1. A digital key positioning method based on UWB ranging is characterized by comprising the following steps:

2. The digital key positioning method based on UWB ranging according to claim 1, wherein before transmitting vehicle-end UWB configuration information to the mobile phone-end, further comprising:

3. The UWB ranging-based digital key positioning method according to claim 2, wherein the digital key sends the mobile phone UWB configuration information to a vehicle-side UWB anchor point through a CAN bus.

4. The UWB ranging-based digital key positioning method according to claim 3, wherein the vehicle-side UWB configuration information is the same as the mobile phone UWB configuration information, and at least includes: link layer coding, channel setup, keys.

5. A digital key positioner based on UWB range finding, its characterized in that includes:

6. The UWB ranging-based digital key positioning device of claim 5, further comprising:

7. The UWB ranging-based digital key positioning device of claim 6 wherein the digital key sends the mobile phone UWB configuration information to a vehicle-side UWB anchor point through a CAN bus.
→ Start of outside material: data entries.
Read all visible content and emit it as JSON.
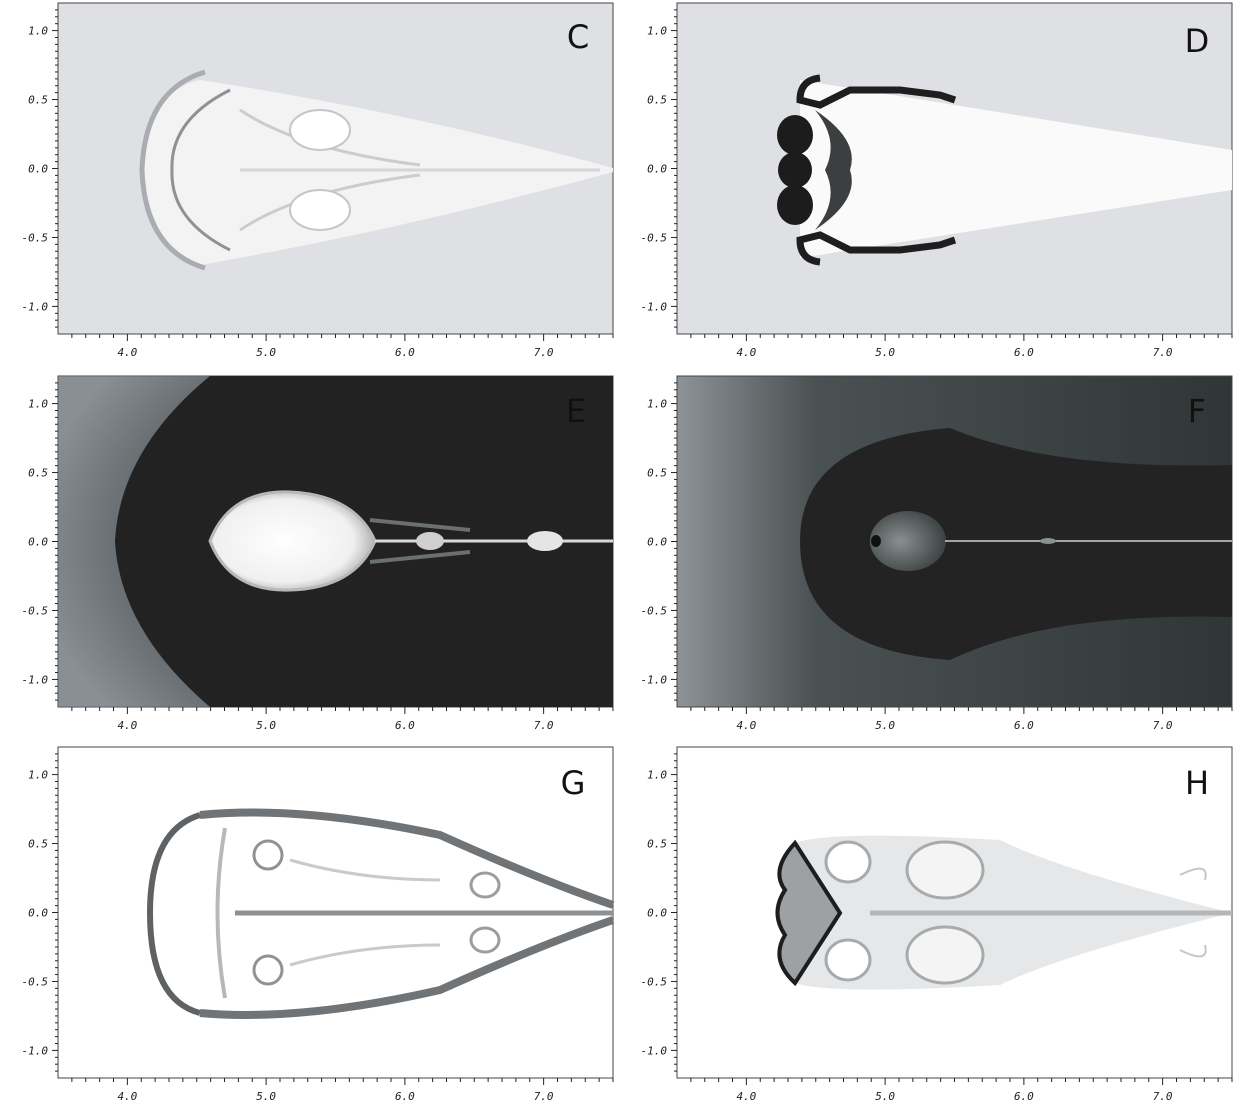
{
  "figure": {
    "x_ticks": [
      "4.0",
      "5.0",
      "6.0",
      "7.0"
    ],
    "y_ticks": [
      "1.0",
      "0.5",
      "0.0",
      "-0.5",
      "-1.0"
    ],
    "x_tick_values": [
      4.0,
      5.0,
      6.0,
      7.0
    ],
    "y_tick_values": [
      1.0,
      0.5,
      0.0,
      -0.5,
      -1.0
    ],
    "x_range": [
      3.5,
      7.5
    ],
    "y_range": [
      -1.2,
      1.2
    ],
    "panels": [
      {
        "id": "C",
        "label": "C",
        "style": "light-flow"
      },
      {
        "id": "D",
        "label": "D",
        "style": "light-dark-front"
      },
      {
        "id": "E",
        "label": "E",
        "style": "dark-bubble"
      },
      {
        "id": "F",
        "label": "F",
        "style": "dark-small-bubble"
      },
      {
        "id": "G",
        "label": "G",
        "style": "white-shell"
      },
      {
        "id": "H",
        "label": "H",
        "style": "white-vortices"
      }
    ]
  }
}
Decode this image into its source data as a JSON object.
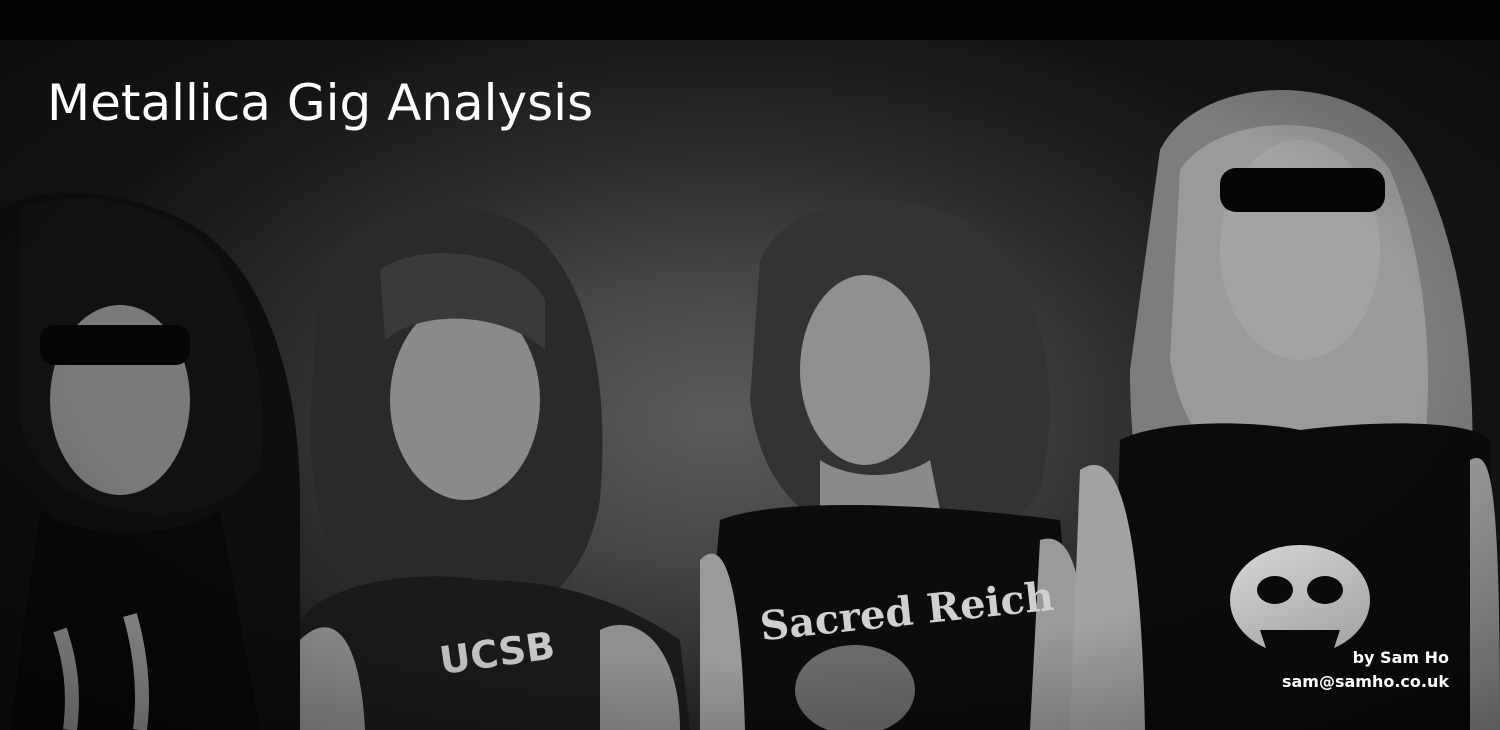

8. The UWB ranging-based digital key positioning device according to claim 7, wherein the vehicle-side UWB configuration information is the same as the mobile phone UWB configuration information, and at least includes: link layer coding, channel setup, keys.

9. A computer-readable storage medium, on which a computer program is stored which, when being executed by a processor, carries out the steps of the positioning method according to any one of claims 1 to 4.

10. A computer arrangement comprising a memory, a processor and a computer program stored on the memory and executable on the processor, characterized in that the steps of the positioning method according to any of claims 1 to 4 are implemented by the processor when executing the computer program.